Neuroactive Steroids in Brain and Relevance to Mood

Depression and anxiety often affect women in relation to reproductive events like menarche, premenstrual periods, post-partum and perimenopause. A prominent example of the interaction between mood, neuroactive-steroids and the GABA system is premenstrual dysphoric disorder (PMDD). Severe premenstrual negative mood symptoms occur in 3–8% of women. Sex and stress hormones are metabolized to neuroactive steroids with effects on brain function as positive modulators of the GABA A receptor (called GABA-steroids) similar to benzodiazepines, barbiturates and alcohol.
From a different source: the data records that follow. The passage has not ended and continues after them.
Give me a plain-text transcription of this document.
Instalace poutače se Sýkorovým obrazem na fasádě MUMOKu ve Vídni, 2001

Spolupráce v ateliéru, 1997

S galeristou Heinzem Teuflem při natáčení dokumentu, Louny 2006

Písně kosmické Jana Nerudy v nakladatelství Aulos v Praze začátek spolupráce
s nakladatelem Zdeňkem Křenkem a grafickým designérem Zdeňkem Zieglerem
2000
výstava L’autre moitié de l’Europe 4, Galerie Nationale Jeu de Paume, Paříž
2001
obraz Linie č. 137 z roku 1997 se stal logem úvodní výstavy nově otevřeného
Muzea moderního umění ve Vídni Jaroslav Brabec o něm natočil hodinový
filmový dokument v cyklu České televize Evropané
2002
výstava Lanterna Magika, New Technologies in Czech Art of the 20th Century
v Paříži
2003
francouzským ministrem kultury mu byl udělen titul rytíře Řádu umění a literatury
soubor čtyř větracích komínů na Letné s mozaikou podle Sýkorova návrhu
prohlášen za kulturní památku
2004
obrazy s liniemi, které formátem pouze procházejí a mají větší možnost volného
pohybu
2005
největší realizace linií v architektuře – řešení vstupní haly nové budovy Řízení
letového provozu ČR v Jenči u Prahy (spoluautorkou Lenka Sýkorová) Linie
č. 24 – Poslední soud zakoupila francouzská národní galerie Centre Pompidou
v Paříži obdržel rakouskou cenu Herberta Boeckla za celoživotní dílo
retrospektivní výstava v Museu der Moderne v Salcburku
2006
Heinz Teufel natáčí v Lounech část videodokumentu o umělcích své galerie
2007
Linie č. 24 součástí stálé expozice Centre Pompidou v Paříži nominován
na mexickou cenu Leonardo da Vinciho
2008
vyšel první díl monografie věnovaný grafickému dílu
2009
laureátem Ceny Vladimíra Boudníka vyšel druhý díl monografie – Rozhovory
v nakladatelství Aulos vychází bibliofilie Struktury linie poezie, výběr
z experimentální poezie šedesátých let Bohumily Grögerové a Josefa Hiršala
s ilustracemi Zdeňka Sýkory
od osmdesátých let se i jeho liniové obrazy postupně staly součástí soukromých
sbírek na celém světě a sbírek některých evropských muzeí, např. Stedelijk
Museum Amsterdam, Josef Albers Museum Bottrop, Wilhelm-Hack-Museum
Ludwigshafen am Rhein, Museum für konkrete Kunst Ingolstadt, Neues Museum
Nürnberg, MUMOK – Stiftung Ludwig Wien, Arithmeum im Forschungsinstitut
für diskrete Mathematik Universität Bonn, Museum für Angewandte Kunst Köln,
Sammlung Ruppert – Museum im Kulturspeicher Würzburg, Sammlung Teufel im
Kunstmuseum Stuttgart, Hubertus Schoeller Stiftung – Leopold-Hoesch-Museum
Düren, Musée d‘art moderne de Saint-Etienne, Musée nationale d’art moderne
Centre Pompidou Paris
One example of a neuroactive sex steroid is allopregnanolone, and other GABA-steroids, are produced within the brain, by the adrenals at stress and from the ovary during the menstrual cycle. Animal and human studies show that benzodiazepines, barbiturates, alcohol and allopregnanolone have a bimodal effect on behavior. In high dosages or concentrations the positive GABA A receptor modulators are CNS depressants, anesthetic, and anxiolytic, whereas in certain sensitive individuals low concentrations instead of being anxiolytic cause severe anxiety, irritability, aggressiveness and depressive mood in 3–6% of individuals, and moderate symptoms in up to 30%. Low concentrations of GABA-steroids are found endogenously during the luteal phase and induce adverse emotional reactions. In women with PMDD/ PMS this paradoxical effect of neuroactive steroids seems to provoke negative mood symptoms as tension, irritability and depression. The mechanism behind the effect is called disinhibition that acts together with tolerance development by GABA A receptor active substances. Effective treatments are inhibition of ovarian steroid production or changing the CNS response to neuroactive steroids.